Quanto ao joelho, segue melhorando. Vinícius Martinez, “(…) o dono da clínica Quiro-Físico onde (trabalhei) que é educador físico, (me disse): ‘Meggiee, ainda bem que você não operou porque tem como recuperar trabalhando a parte de fortalecimento’. Às vezes ele me ajusta no quadril e no joelho fico sem dor. Foi feito uma avaliação pelo meu primo que é personal e eu tinha zero de fortalecimento muscular. Isso eu sabia. Eu precisava fortalecer mesmo. Porque antes da pandemia eu fazia atividades físicas. Faço Pilates 2 vezes por semana (ver Artigo 90) e tem me ajudado bastante a sentir forte e segura (…). Hoje eu só uso a bengala para subir e descer do ônibus porque não tenho força nos joelhos e subir e descer escadas porque moro no 5º andar, eu moro numa comunidade e não tem elevador. Eu sinto bastante dor para subir sem um apoio. Então uso a bengala. Até hoje me ajuda. Mas hoje me sinto mais forte. No começo tinha muita claudicação, (mas) depois não tive mais problemas no quadril e nem no ombro”. No entanto, “(…) ainda tenho dificuldade de subir e descer do ônibus”.

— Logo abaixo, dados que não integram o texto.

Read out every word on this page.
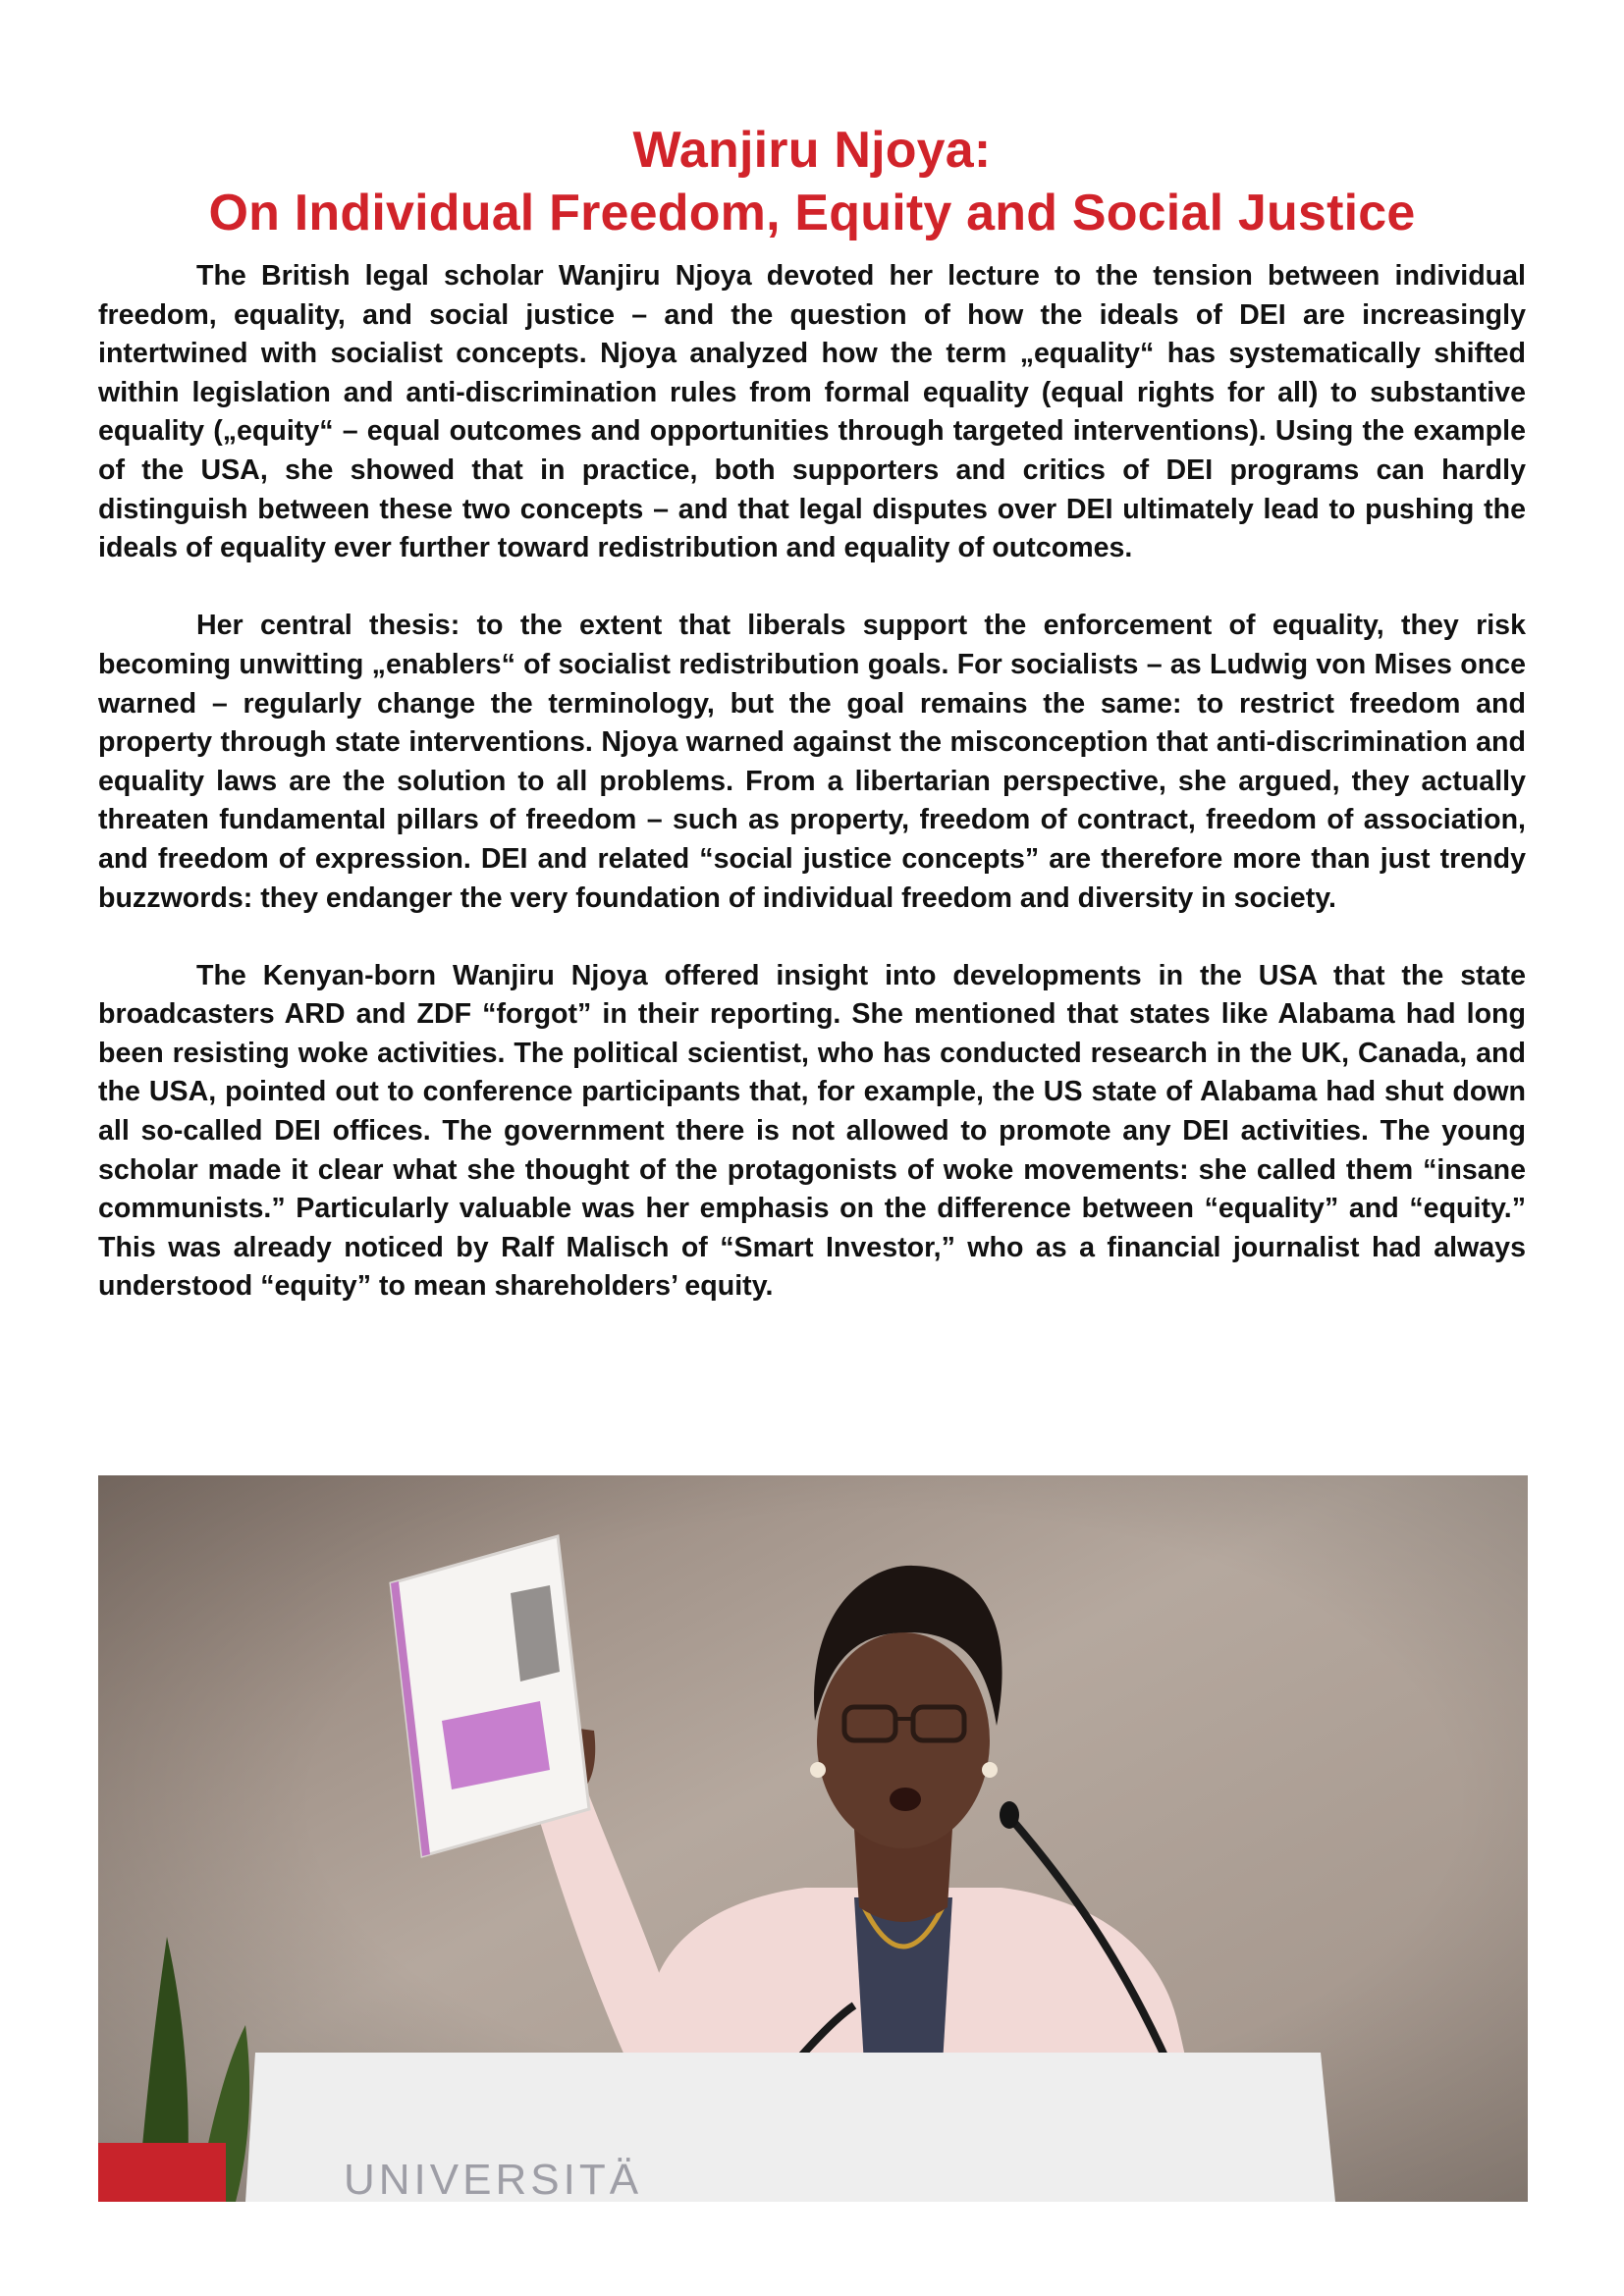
Wanjiru Njoya:
On Individual Freedom, Equity and Social Justice

The British legal scholar Wanjiru Njoya devoted her lecture to the tension between individual freedom, equality, and social justice – and the question of how the ideals of DEI are increasingly intertwined with socialist concepts. Njoya analyzed how the term „equality“ has systematically shifted within legislation and anti-discrimination rules from formal equality (equal rights for all) to substantive equality („equity“ – equal outcomes and opportunities through targeted interventions). Using the example of the USA, she showed that in practice, both supporters and critics of DEI programs can hardly distinguish between these two concepts – and that legal disputes over DEI ultimately lead to pushing the ideals of equality ever further toward redistribution and equality of outcomes.

Her central thesis: to the extent that liberals support the enforcement of equality, they risk becoming unwitting „enablers“ of socialist redistribution goals. For socialists – as Ludwig von Mises once warned – regularly change the terminology, but the goal remains the same: to restrict freedom and property through state interventions. Njoya warned against the misconception that anti-discrimination and equality laws are the solution to all problems. From a libertarian perspective, she argued, they actually threaten fundamental pillars of freedom – such as property, freedom of contract, freedom of association, and freedom of expression. DEI and related “social justice concepts” are therefore more than just trendy buzzwords: they endanger the very foundation of individual freedom and diversity in society.

The Kenyan-born Wanjiru Njoya offered insight into developments in the USA that the state broadcasters ARD and ZDF “forgot” in their reporting. She mentioned that states like Alabama had long been resisting woke activities. The political scientist, who has conducted research in the UK, Canada, and the USA, pointed out to conference participants that, for example, the US state of Alabama had shut down all so-called DEI offices. The government there is not allowed to promote any DEI activities. The young scholar made it clear what she thought of the protagonists of woke movements: she called them “insane communists.” Particularly valuable was her emphasis on the difference between “equality” and “equity.” This was already noticed by Ralf Malisch of “Smart Investor,” who as a financial journalist had always understood “equity” to mean shareholders’ equity.

UNIVERSITÄ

Mesmo depois de formada, “demorou 3 meses para a ficha cair e conseguir acreditar que agora era Quiropraxista. Foi assim uma vitória”. Mas  ainda assim sentia a constante necessidade de se aperfeiçoar. E por isso, sempre que pode, faz cursos de Educação Continuada. Virou figura tarimbada nos eventos do IDQUIRO.

Pois é. Uma nordestina, sertaneja, ex-cobradora de ônibus que criou (e formou) 2 filhos sozinha na selva de pedra que é São Paulo, é hoje uma Quiropraxista de mão cheia — primeira e única dos 9 irmãos a obter diploma de curso superior, ressalte-se.

Há um ditado estadunidense que diz que o que não te mata, te faz mais forte. E esta força e segurança se passa para os que ela trata. “Tudo que escuto dos meus pacientes, eu já passei por aquilo, então eu consigo saber o que eles tão. E é mais fácil pra eu conseguir passar essa segurança para eles e mostrar o que a Quiropraxia pode fazer. (…) só tenho gratidão no meu coração”.

“Quando eu penso nos obstáculos que venci para me formar aos 50 anos, foi assim uma coisa de Deus, sabe?” Hoje se sustenta trabalhando no que gosta. Abriu também um consultório na própria casa. Toda esta experiência de vida a fez, com certeza, uma excelente clínica.

Sim, Meggiee é, antes de tudo, uma forte.